I am a globalist. You are a globalist. We all believe in the strength of the global economy, he told the largely Indian immigrant audience, many of whom are entrepreneurs that form the backbone of Silicon Valley's thriving high-tech economy.

But the question is whether we will be allowed to globalize over the next 10 to 20 years, Immelt said. We need to earn the right to globalize, he said, adding that political and regulatory decisions are a big part of any calculation.

Immelt said issues like mounting trade imbalances and immigration policy figure in the debate. But he underscored that India-U.S. ties do not exist in a vacuum.

India's close political and economic ties to the United States gives it advantages over other big, fast-growing emerging economies such as China and Russia, whose growth may be coming at the expense of U.S. jobs, he said.

When I look at India versus China, China has a hard time with 'win/win.' That is a problem over the long term. India can do much better, he predicted.

NEXT WAVE OF GLOBALIZATION

Since the 1970s, General Electric has acted as one of the earliest and biggest multinational investors in India. The company employs 13,000 staff in the country. The city of Bangalore is GE's single largest research center in the world.

We have $3 billion in revenue in India ... on our way to $8 billion in 2010, Immelt told the audience. We are going to hit those goals and probably go right past them.

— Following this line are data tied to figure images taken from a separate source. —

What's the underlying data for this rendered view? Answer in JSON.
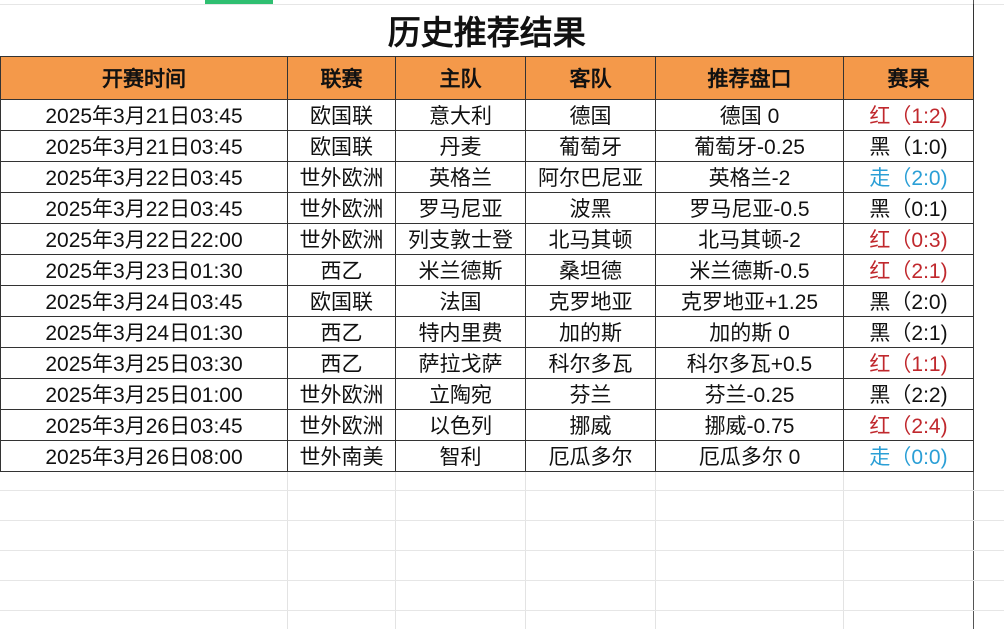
{
  "title": "历史推荐结果",
  "columns": [
    "开赛时间",
    "联赛",
    "主队",
    "客队",
    "推荐盘口",
    "赛果"
  ],
  "result_colors": {
    "红": "#c0282d",
    "黑": "#111111",
    "走": "#2b9fd6"
  },
  "header_color": "#f4994a",
  "rows": [
    {
      "time": "2025年3月21日03:45",
      "league": "欧国联",
      "home": "意大利",
      "away": "德国",
      "pick": "德国 0",
      "result": "红（1:2)",
      "status": "红"
    },
    {
      "time": "2025年3月21日03:45",
      "league": "欧国联",
      "home": "丹麦",
      "away": "葡萄牙",
      "pick": "葡萄牙-0.25",
      "result": "黑（1:0)",
      "status": "黑"
    },
    {
      "time": "2025年3月22日03:45",
      "league": "世外欧洲",
      "home": "英格兰",
      "away": "阿尔巴尼亚",
      "pick": "英格兰-2",
      "result": "走（2:0)",
      "status": "走"
    },
    {
      "time": "2025年3月22日03:45",
      "league": "世外欧洲",
      "home": "罗马尼亚",
      "away": "波黑",
      "pick": "罗马尼亚-0.5",
      "result": "黑（0:1)",
      "status": "黑"
    },
    {
      "time": "2025年3月22日22:00",
      "league": "世外欧洲",
      "home": "列支敦士登",
      "away": "北马其顿",
      "pick": "北马其顿-2",
      "result": "红（0:3)",
      "status": "红"
    },
    {
      "time": "2025年3月23日01:30",
      "league": "西乙",
      "home": "米兰德斯",
      "away": "桑坦德",
      "pick": "米兰德斯-0.5",
      "result": "红（2:1)",
      "status": "红"
    },
    {
      "time": "2025年3月24日03:45",
      "league": "欧国联",
      "home": "法国",
      "away": "克罗地亚",
      "pick": "克罗地亚+1.25",
      "result": "黑（2:0)",
      "status": "黑"
    },
    {
      "time": "2025年3月24日01:30",
      "league": "西乙",
      "home": "特内里费",
      "away": "加的斯",
      "pick": "加的斯 0",
      "result": "黑（2:1)",
      "status": "黑"
    },
    {
      "time": "2025年3月25日03:30",
      "league": "西乙",
      "home": "萨拉戈萨",
      "away": "科尔多瓦",
      "pick": "科尔多瓦+0.5",
      "result": "红（1:1)",
      "status": "红"
    },
    {
      "time": "2025年3月25日01:00",
      "league": "世外欧洲",
      "home": "立陶宛",
      "away": "芬兰",
      "pick": "芬兰-0.25",
      "result": "黑（2:2)",
      "status": "黑"
    },
    {
      "time": "2025年3月26日03:45",
      "league": "世外欧洲",
      "home": "以色列",
      "away": "挪威",
      "pick": "挪威-0.75",
      "result": "红（2:4)",
      "status": "红"
    },
    {
      "time": "2025年3月26日08:00",
      "league": "世外南美",
      "home": "智利",
      "away": "厄瓜多尔",
      "pick": "厄瓜多尔 0",
      "result": "走（0:0)",
      "status": "走"
    }
  ]
}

Wall Street expects GE 2007 revenue of around $175 billion. The company generates more than half its sales outside the United States.

Globalization is entering a fourth stage, he said. It started out importing high-end products from the United States to India, then turned to local joint ventures, followed by moves to build factories in China and India, its current focus. The next stage is designing technologies in India for the rest of the world.

As an example, GE is taking technology it developed in the United States for high-end magnetic resonance imaging (MRI) scanners and doing research in India to develop a low-cost, $500,000 MRI scanner that it can sell in emerging markets, including China. He said this could become a $1 billion export opportunity over the next five to 10 years for GE.